Methoden zur Beurteilung der Standsicherheit von Bäumen
Sascha Jillich, öffentlich bestellter Sachverständiger für Verkehrssicherheit von Bäumen, Baumpflege, Baumschäden und Wertermittlung im Regierungspräsidium Stuttgart, stellte verschiedene Verfahren zur Beurteilung der Standsicherheit vor. Dazu gehören Zugversuche, Schalltomografie und Bohrwiderstandsmessungen. Er betonte, dass nur eine umfassende Betrachtung eine fundierte Beurteilung ermöglicht. Diese gewährleistet die Verkehrssicherheit und kann unnötige Fällungen vermeiden.

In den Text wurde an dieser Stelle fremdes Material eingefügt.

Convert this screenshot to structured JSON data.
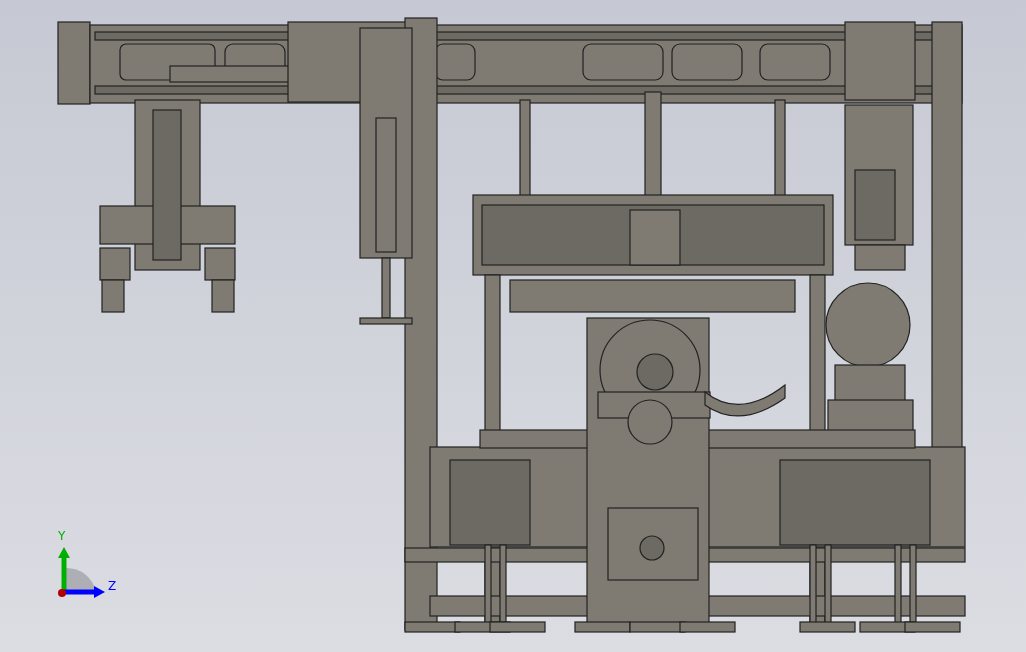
{
  "viewport": {
    "triad": {
      "axes": [
        {
          "label": "Y",
          "color": "#00b000"
        },
        {
          "label": "Z",
          "color": "#0000ff"
        }
      ]
    }
  }
}
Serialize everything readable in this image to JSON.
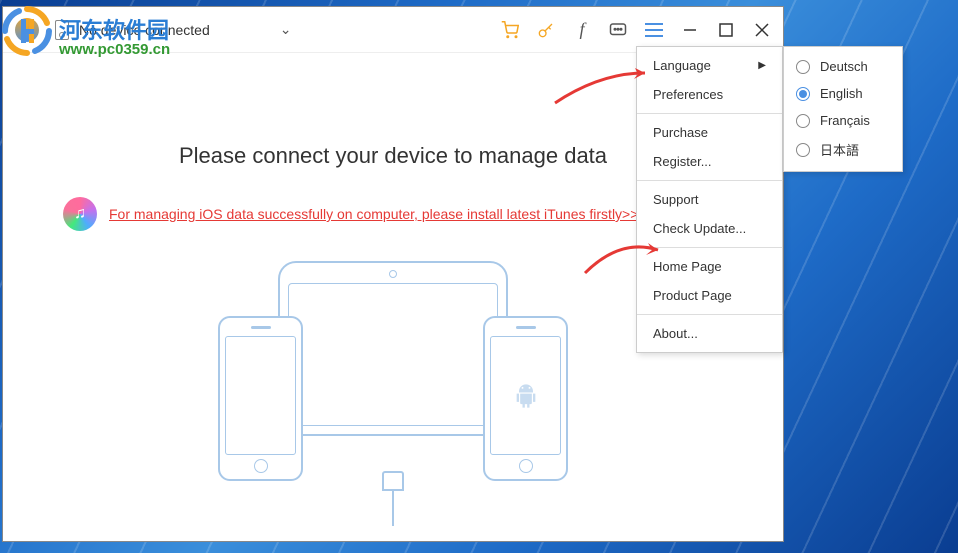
{
  "watermark": {
    "brand_cn": "河东软件园",
    "url": "www.pc0359.cn"
  },
  "titlebar": {
    "device_status": "No device connected"
  },
  "main": {
    "heading": "Please connect your device to manage data",
    "itunes_link": "For managing iOS data successfully on computer, please install latest iTunes firstly>>"
  },
  "menu": {
    "language": "Language",
    "preferences": "Preferences",
    "purchase": "Purchase",
    "register": "Register...",
    "support": "Support",
    "check_update": "Check Update...",
    "home_page": "Home Page",
    "product_page": "Product Page",
    "about": "About..."
  },
  "languages": {
    "de": "Deutsch",
    "en": "English",
    "fr": "Français",
    "jp": "日本語",
    "selected": "en"
  }
}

Sachverständige sind bei der Auswahl der Untersuchungsverfahren zur Beurteilung der Verkehrssicherheit von Bäumen frei, jedoch fachlich an konkrete Fragestellungen gebunden.
Rechtliche Aspekte des Baumschutzes: Neue Urteile
Rainer Hilsberg, Fachreferent aus Augsburg, gab eine Übersicht über neue Urteile zu Baumtatbeständen. Er erläuterte, dass Ertragsminderungen von Photovoltaikanlagen laut neuer Rechtsprechung keinen Grund für eine Baumfällung darstellen. Ein Anrecht auf optimale Nutzung einer Anlage, selbst bei einem Nutzungsgrad von 50 % aufgrund von Verschattung, ist nicht ausreichend. Befreiungen von Baumschutzsatzungen sind ausschließlich für atypische Sonderfälle vorgesehen.